O&M – Balance of Plant: Blackhawk Station

WDPF instrument termination enhancement

Blackhawk Station
Owned by Borger Energy Associates LP, Operated by NAES Corp
230-MW, gas-fired, 2 × 1 combined-cycle cogeneration facility located in Borger, Tex
Plant manager: Craig Courter
Key project participants: Bryan Stout, maintenance supervisor; Steve Nelson, operations supervisor; Alan Bull, project manager

Challenge.

Blackhawk Station had experienced numerous thermocouple failures since beginning commercial operation in 1999. These failures caused countless turbine trips from load over a 12-yr period, resulting in lower than desired reliability.

Solution.

Bryan Stout, maintenance supervisor, has worked at Blackhawk for seven years in several roles including operator and I&E technician. During his time at Blackhawk, he played an instrumental role in troubleshooting several design issues related to the site.

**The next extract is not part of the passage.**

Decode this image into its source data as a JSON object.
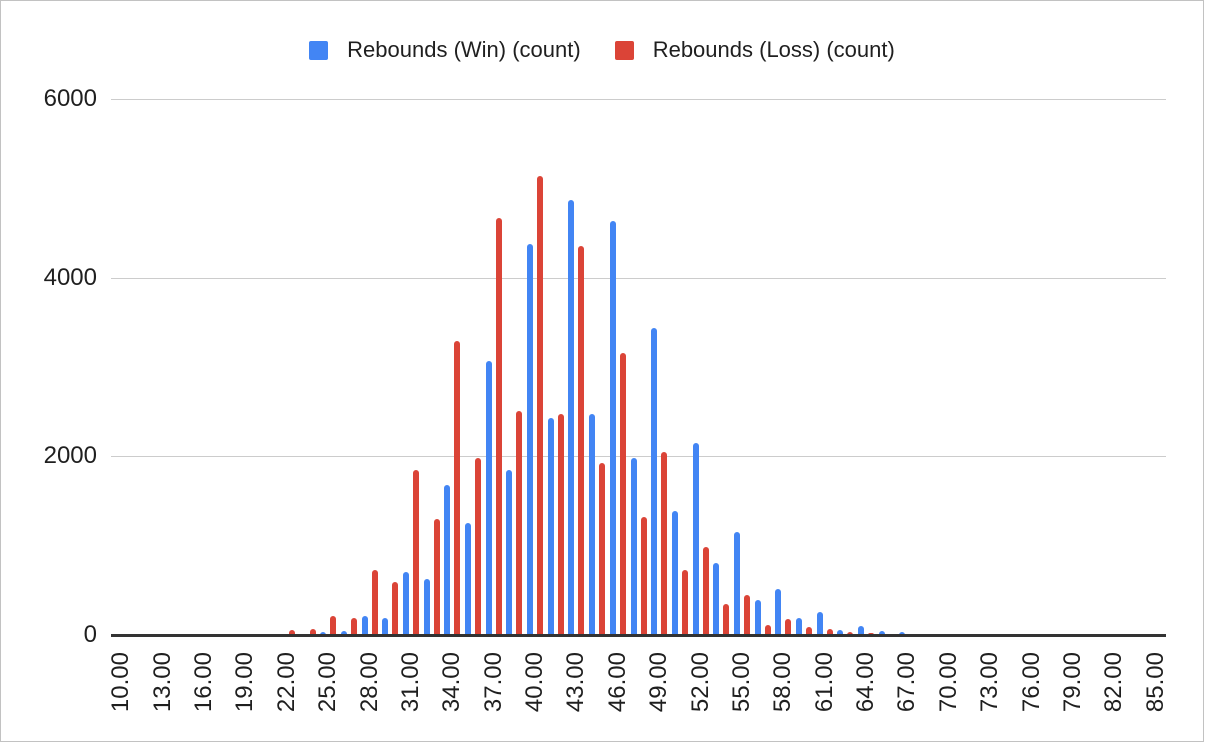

One of the most prominent issues that the site was dealing with was recurring thermocouple failures in the gas turbines. Operators continually reported blade-path thermocouple failures following startup and during normal runs.

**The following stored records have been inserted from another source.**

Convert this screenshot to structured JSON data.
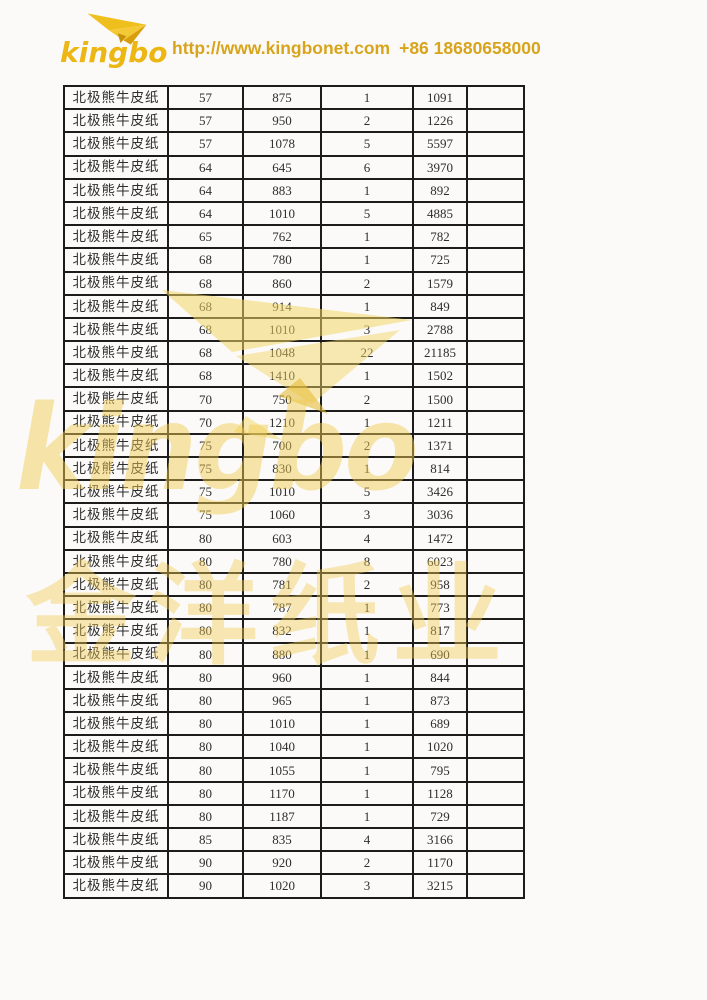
{
  "header": {
    "logo_text": "kingbo",
    "website": "http://www.kingbonet.com",
    "phone": "+86 18680658000"
  },
  "watermarks": {
    "script_text": "kingbo",
    "cjk_text": "金洋纸业"
  },
  "colors": {
    "brand_gold": "#ecb714",
    "contact_text": "#d8a41c",
    "watermark_yellow": "#f2cc52",
    "table_border": "#1c1c1c"
  },
  "table": {
    "rows": [
      [
        "北极熊牛皮纸",
        "57",
        "875",
        "1",
        "1091",
        ""
      ],
      [
        "北极熊牛皮纸",
        "57",
        "950",
        "2",
        "1226",
        ""
      ],
      [
        "北极熊牛皮纸",
        "57",
        "1078",
        "5",
        "5597",
        ""
      ],
      [
        "北极熊牛皮纸",
        "64",
        "645",
        "6",
        "3970",
        ""
      ],
      [
        "北极熊牛皮纸",
        "64",
        "883",
        "1",
        "892",
        ""
      ],
      [
        "北极熊牛皮纸",
        "64",
        "1010",
        "5",
        "4885",
        ""
      ],
      [
        "北极熊牛皮纸",
        "65",
        "762",
        "1",
        "782",
        ""
      ],
      [
        "北极熊牛皮纸",
        "68",
        "780",
        "1",
        "725",
        ""
      ],
      [
        "北极熊牛皮纸",
        "68",
        "860",
        "2",
        "1579",
        ""
      ],
      [
        "北极熊牛皮纸",
        "68",
        "914",
        "1",
        "849",
        ""
      ],
      [
        "北极熊牛皮纸",
        "68",
        "1010",
        "3",
        "2788",
        ""
      ],
      [
        "北极熊牛皮纸",
        "68",
        "1048",
        "22",
        "21185",
        ""
      ],
      [
        "北极熊牛皮纸",
        "68",
        "1410",
        "1",
        "1502",
        ""
      ],
      [
        "北极熊牛皮纸",
        "70",
        "750",
        "2",
        "1500",
        ""
      ],
      [
        "北极熊牛皮纸",
        "70",
        "1210",
        "1",
        "1211",
        ""
      ],
      [
        "北极熊牛皮纸",
        "75",
        "700",
        "2",
        "1371",
        ""
      ],
      [
        "北极熊牛皮纸",
        "75",
        "830",
        "1",
        "814",
        ""
      ],
      [
        "北极熊牛皮纸",
        "75",
        "1010",
        "5",
        "3426",
        ""
      ],
      [
        "北极熊牛皮纸",
        "75",
        "1060",
        "3",
        "3036",
        ""
      ],
      [
        "北极熊牛皮纸",
        "80",
        "603",
        "4",
        "1472",
        ""
      ],
      [
        "北极熊牛皮纸",
        "80",
        "780",
        "8",
        "6023",
        ""
      ],
      [
        "北极熊牛皮纸",
        "80",
        "781",
        "2",
        "958",
        ""
      ],
      [
        "北极熊牛皮纸",
        "80",
        "787",
        "1",
        "773",
        ""
      ],
      [
        "北极熊牛皮纸",
        "80",
        "832",
        "1",
        "817",
        ""
      ],
      [
        "北极熊牛皮纸",
        "80",
        "880",
        "1",
        "690",
        ""
      ],
      [
        "北极熊牛皮纸",
        "80",
        "960",
        "1",
        "844",
        ""
      ],
      [
        "北极熊牛皮纸",
        "80",
        "965",
        "1",
        "873",
        ""
      ],
      [
        "北极熊牛皮纸",
        "80",
        "1010",
        "1",
        "689",
        ""
      ],
      [
        "北极熊牛皮纸",
        "80",
        "1040",
        "1",
        "1020",
        ""
      ],
      [
        "北极熊牛皮纸",
        "80",
        "1055",
        "1",
        "795",
        ""
      ],
      [
        "北极熊牛皮纸",
        "80",
        "1170",
        "1",
        "1128",
        ""
      ],
      [
        "北极熊牛皮纸",
        "80",
        "1187",
        "1",
        "729",
        ""
      ],
      [
        "北极熊牛皮纸",
        "85",
        "835",
        "4",
        "3166",
        ""
      ],
      [
        "北极熊牛皮纸",
        "90",
        "920",
        "2",
        "1170",
        ""
      ],
      [
        "北极熊牛皮纸",
        "90",
        "1020",
        "3",
        "3215",
        ""
      ]
    ]
  }
}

Maintenance technicians had tried multiple times to correct the issue and had actually gone as far as moving the wiring harnesses away from the turbines and replacing all thermocouples and pulling new signal wire to remedy the issue. This did not result in any improvement. Technicians then tried replacing input cards but still had the same recurring failures.

Stout had been one of the lead technicians in troubleshooting this issue prior to his promotion. He was convinced that the issue could be resolved and challenged his team to understand the issue and began recording what was done in every instance of failure.

The team then started looking into the design of the instrumentation cabinet (half shell). What they found was that the I/O card connectors were of the push-on type (Fig 94). They were able to mimic a failure by moving these connections in place. They would check each of the connections and screw tightness on the opposite side of the chassis following each failure. This would clear the faulty input. However, upon start up the site would still experience failures.

Stout directed his team to develop a procedure to solder the connections in place. During the following outages they began to solder each connection associated with shutdown points of the combustion turbines. This was a very time consuming process consisting of many connections in a tight place.

Results.

This improvement was started in April of 2010 and was completed on both units in June 2010. The site has not experienced a thermocouple failure since. This is a great achievement as the site has never operated for this long a period without thermocouple failures since COD.